ÜÇ BÜYÜKLER(!) - ANADOLU KIVILCIMI - YÖNETİM SEFASI
Üç büyükler(!).. İstanbul‘un üç büyük kulübü ve Anadolu‘dan milyonlarca taraftar... Görünen yüzünde ezeli rekabet ebedi dostluk!!! Ancak perde arkasında şampiyonluk ve maddi gelirler için büyük bir savaş!!! Bu savaştan en büyük zarar gören başta dördüncü büyük dediğimiz Trabzonspor olmak üzere birçok Anadolu takımları. Hakları yendi ve ezildiler hep. Ne futbolcular harcandı bu rekabette ve ne hocalar feda edildi.

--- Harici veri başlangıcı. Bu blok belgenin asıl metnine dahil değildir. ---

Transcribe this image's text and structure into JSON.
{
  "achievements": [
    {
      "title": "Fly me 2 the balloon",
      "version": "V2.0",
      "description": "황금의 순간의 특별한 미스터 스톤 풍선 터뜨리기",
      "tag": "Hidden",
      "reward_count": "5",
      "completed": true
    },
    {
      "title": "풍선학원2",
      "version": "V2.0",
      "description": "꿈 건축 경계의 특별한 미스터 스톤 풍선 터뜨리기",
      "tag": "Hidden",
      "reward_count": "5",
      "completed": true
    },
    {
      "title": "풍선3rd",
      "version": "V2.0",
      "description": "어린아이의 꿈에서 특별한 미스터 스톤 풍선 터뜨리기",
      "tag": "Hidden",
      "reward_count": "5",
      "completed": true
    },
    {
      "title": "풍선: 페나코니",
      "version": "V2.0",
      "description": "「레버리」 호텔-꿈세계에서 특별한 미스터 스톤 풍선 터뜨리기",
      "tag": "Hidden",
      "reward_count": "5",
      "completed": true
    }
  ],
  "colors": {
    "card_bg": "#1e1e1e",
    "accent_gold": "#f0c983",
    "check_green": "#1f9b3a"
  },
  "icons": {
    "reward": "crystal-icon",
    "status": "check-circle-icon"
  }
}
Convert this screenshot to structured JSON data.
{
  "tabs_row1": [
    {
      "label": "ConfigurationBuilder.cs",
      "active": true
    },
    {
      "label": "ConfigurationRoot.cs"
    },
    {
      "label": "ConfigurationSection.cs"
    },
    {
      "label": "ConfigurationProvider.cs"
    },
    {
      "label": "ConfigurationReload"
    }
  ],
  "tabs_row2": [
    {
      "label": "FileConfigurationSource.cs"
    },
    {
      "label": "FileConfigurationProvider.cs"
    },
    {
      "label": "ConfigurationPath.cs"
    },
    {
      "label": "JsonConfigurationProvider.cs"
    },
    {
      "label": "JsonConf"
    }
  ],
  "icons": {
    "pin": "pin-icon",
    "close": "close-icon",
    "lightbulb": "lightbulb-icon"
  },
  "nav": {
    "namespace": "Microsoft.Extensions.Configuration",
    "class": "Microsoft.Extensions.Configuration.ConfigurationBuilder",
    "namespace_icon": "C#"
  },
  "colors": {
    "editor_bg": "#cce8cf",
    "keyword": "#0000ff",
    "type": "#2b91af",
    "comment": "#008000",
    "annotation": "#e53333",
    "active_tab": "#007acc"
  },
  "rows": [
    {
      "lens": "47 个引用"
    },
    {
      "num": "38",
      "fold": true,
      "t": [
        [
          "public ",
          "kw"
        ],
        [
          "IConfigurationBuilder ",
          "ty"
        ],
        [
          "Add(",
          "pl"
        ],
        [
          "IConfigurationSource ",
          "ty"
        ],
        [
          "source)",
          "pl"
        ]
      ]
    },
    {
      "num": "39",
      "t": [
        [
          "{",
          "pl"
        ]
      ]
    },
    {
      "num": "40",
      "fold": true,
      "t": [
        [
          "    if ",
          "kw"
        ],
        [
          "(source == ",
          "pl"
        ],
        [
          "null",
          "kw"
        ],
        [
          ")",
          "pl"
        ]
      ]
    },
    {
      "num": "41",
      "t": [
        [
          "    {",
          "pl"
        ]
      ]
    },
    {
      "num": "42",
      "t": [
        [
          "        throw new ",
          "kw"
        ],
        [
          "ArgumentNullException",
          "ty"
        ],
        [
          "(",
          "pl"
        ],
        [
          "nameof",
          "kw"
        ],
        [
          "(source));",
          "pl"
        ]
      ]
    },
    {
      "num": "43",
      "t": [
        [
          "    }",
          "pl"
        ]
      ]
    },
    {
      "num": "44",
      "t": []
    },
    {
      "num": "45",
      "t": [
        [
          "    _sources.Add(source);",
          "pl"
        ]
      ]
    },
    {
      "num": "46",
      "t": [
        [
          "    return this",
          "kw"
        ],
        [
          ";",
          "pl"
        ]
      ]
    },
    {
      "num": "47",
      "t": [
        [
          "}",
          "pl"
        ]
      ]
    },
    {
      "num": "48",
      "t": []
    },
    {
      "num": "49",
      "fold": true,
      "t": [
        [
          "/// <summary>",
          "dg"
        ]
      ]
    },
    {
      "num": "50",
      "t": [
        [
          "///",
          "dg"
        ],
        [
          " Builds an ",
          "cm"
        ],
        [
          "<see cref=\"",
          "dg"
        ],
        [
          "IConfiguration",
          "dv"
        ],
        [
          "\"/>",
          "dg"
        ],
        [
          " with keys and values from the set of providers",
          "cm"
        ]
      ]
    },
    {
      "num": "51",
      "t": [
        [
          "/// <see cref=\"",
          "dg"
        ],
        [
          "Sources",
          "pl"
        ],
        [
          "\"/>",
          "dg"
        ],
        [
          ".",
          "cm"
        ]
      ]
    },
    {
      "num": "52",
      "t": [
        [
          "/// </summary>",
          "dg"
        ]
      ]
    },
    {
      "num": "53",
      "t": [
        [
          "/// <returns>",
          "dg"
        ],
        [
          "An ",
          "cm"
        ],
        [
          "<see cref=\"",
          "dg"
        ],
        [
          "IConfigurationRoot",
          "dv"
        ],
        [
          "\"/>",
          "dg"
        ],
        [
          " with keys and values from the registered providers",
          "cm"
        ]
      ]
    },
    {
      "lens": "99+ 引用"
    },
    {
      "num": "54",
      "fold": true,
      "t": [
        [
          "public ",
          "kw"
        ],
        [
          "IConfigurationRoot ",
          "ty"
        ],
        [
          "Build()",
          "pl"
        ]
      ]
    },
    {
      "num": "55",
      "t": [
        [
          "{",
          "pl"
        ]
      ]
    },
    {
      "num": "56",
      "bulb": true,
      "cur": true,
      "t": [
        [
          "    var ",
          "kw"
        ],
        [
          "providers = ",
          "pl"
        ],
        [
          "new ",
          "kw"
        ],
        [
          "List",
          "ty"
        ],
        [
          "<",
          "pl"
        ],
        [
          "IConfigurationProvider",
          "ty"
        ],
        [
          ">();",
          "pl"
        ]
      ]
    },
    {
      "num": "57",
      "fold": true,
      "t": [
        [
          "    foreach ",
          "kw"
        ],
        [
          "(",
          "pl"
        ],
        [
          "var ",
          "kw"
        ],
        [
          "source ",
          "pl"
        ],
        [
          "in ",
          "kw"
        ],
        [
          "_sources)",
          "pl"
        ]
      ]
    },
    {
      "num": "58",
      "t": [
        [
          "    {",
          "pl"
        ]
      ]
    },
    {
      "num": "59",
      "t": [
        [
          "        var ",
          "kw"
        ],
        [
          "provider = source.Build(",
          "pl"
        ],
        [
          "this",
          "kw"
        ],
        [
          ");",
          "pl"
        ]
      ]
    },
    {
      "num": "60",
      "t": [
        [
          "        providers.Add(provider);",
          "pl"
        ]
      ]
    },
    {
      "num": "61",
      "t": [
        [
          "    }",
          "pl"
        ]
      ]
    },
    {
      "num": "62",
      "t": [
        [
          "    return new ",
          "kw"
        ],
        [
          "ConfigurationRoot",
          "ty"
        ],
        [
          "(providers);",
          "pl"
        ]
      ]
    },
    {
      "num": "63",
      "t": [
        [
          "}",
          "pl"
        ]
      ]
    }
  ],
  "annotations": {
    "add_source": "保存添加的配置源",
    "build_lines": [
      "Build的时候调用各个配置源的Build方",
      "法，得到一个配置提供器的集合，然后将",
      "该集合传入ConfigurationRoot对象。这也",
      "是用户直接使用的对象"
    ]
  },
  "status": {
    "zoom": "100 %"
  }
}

Galatasaray (22) Fenerbahce (19) Beşiktaş (15) Trabzonspor (6) ve Bursaspor (1). Yani 63 şampiyonluğun 56‘sı İstanbul‘da kalmış. Yanlış anlaşılmasın, şampiyonluklarına gölge düşürmek değil amacım ancak spor ruhunun amacından çıkarak, bu kadar paranın döndüğü bir sektör haline gelince çok temiz bir futbol ortamı düşünemiyorum. Fırsat eşitliğinin olmadığı ve haksız rekabetin yaşandığı bir sektör. Buna rağmen şampiyonluğu en çok yaşayan ve pastadan en büyük payı alan kulüpler ne hikmetse borcu en çok olan ve devletin bazı desteğine rağmen çöküşe devam edenlerdir. Farklı uydurma kampanyalar ile taraftarlardan para toplanmasını da unutmayalım.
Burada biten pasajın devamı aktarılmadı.